Consent may be given in any form. At the same time, the operator can receive consent directly or through Roskomnadzor’s information system. As of this writing, such an information system and the rules for its use have not yet been created.
Rights and obligations of operators and data subjects
Within three days obtaining consent, the operator must publish the conditions and restrictions on the use of personal data established by the data subject.
At the same time, the personal data subject has the right to demand the termination of the transfer of personal data (i.e. its dissemination, provision, access) at any time from any operator either disseminating the data or processing it in the future.
If individuals disclose their own personal data, or if the data becomes available due to unlawful actions or force majeure circumstances, the obligation to prove that personal data has been processed lawfully lies with each data processor. Thus, operators are not entitled to process data obtained due to data leakage or their unlawful publication on the internet in the absence of a proper legal ground.
The new Federal Law does not provide for a separate liability for failure to comply with the new rules. Therefore, it is expected that general liability clauses will apply, in particular, processing of data without proper legal grounds (Art. 13.11(1) of the Code on Administrative Offences).
The new rules introduce additional restrictions for working with personal data which affect almost all companies publishing data or using data from the internet.
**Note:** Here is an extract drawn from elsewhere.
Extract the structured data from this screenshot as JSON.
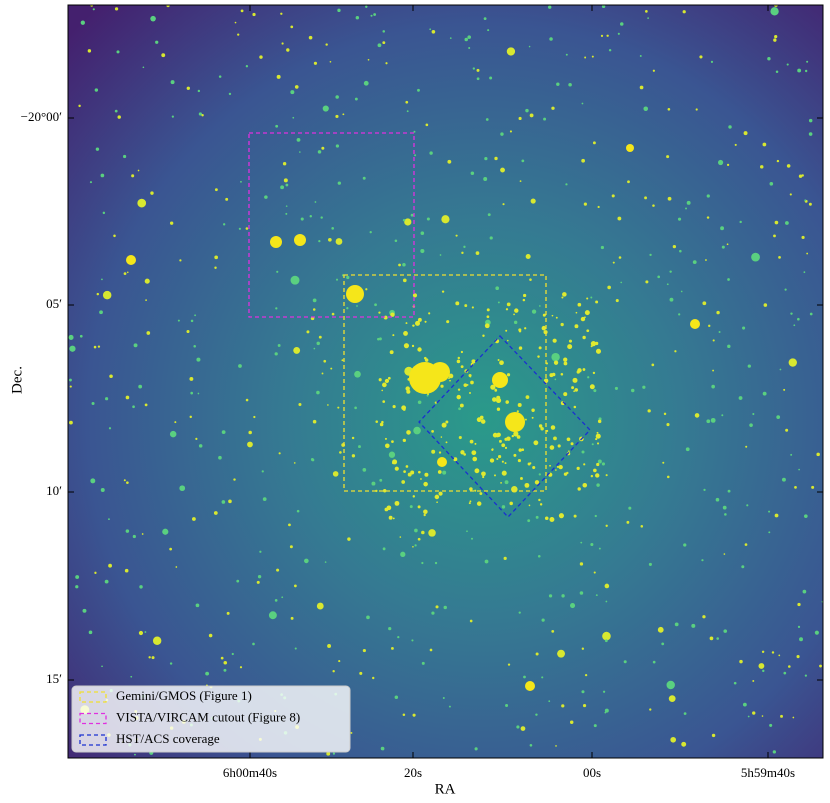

Before using data posted in the public domain, it will now be necessary to conduct an additional check to ensure that dissemination of this data is lawful, and the data subject has not established any prohibitions or restrictions on the use of this data. The burden of proof for the lawfulness of the use of the data lies with the person or entity using it.
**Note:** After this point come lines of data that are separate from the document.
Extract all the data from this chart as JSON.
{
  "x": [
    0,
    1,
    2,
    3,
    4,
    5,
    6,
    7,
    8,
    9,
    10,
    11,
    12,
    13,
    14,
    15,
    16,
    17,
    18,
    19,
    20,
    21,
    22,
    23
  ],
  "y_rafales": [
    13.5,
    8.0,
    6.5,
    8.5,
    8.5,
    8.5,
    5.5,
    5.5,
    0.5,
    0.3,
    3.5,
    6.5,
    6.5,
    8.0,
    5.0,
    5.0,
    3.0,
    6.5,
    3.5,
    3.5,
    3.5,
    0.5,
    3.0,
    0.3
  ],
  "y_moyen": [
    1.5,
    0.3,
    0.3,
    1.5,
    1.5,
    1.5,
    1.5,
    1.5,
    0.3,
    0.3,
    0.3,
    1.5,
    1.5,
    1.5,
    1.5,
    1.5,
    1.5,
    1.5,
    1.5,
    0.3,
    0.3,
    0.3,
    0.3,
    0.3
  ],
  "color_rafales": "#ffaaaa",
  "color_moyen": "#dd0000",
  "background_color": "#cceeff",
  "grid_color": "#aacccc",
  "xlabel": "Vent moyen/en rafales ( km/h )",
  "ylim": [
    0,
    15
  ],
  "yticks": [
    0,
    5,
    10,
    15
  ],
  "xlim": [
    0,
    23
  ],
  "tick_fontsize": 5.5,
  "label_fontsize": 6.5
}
In addition, given the need for active consent, in practice it is necessary to avoid obtaining consent with the help of “pre-ticked” boxes or through the mechanism of continuing to use a website when consent for the dissemination of personal data is “embedded” in the offer to use the website.
Given the ambiguity of the wording of the amendments, the practical implementation of the new requirements may raise questions that, we hope, Roskomnadzor will clarify in the near future.
In the meantime, we recommend that companies check their current personal data processing activities, and, if necessary, introduce new forms of consent, as well as formalise internal rules for the use of publicly available data.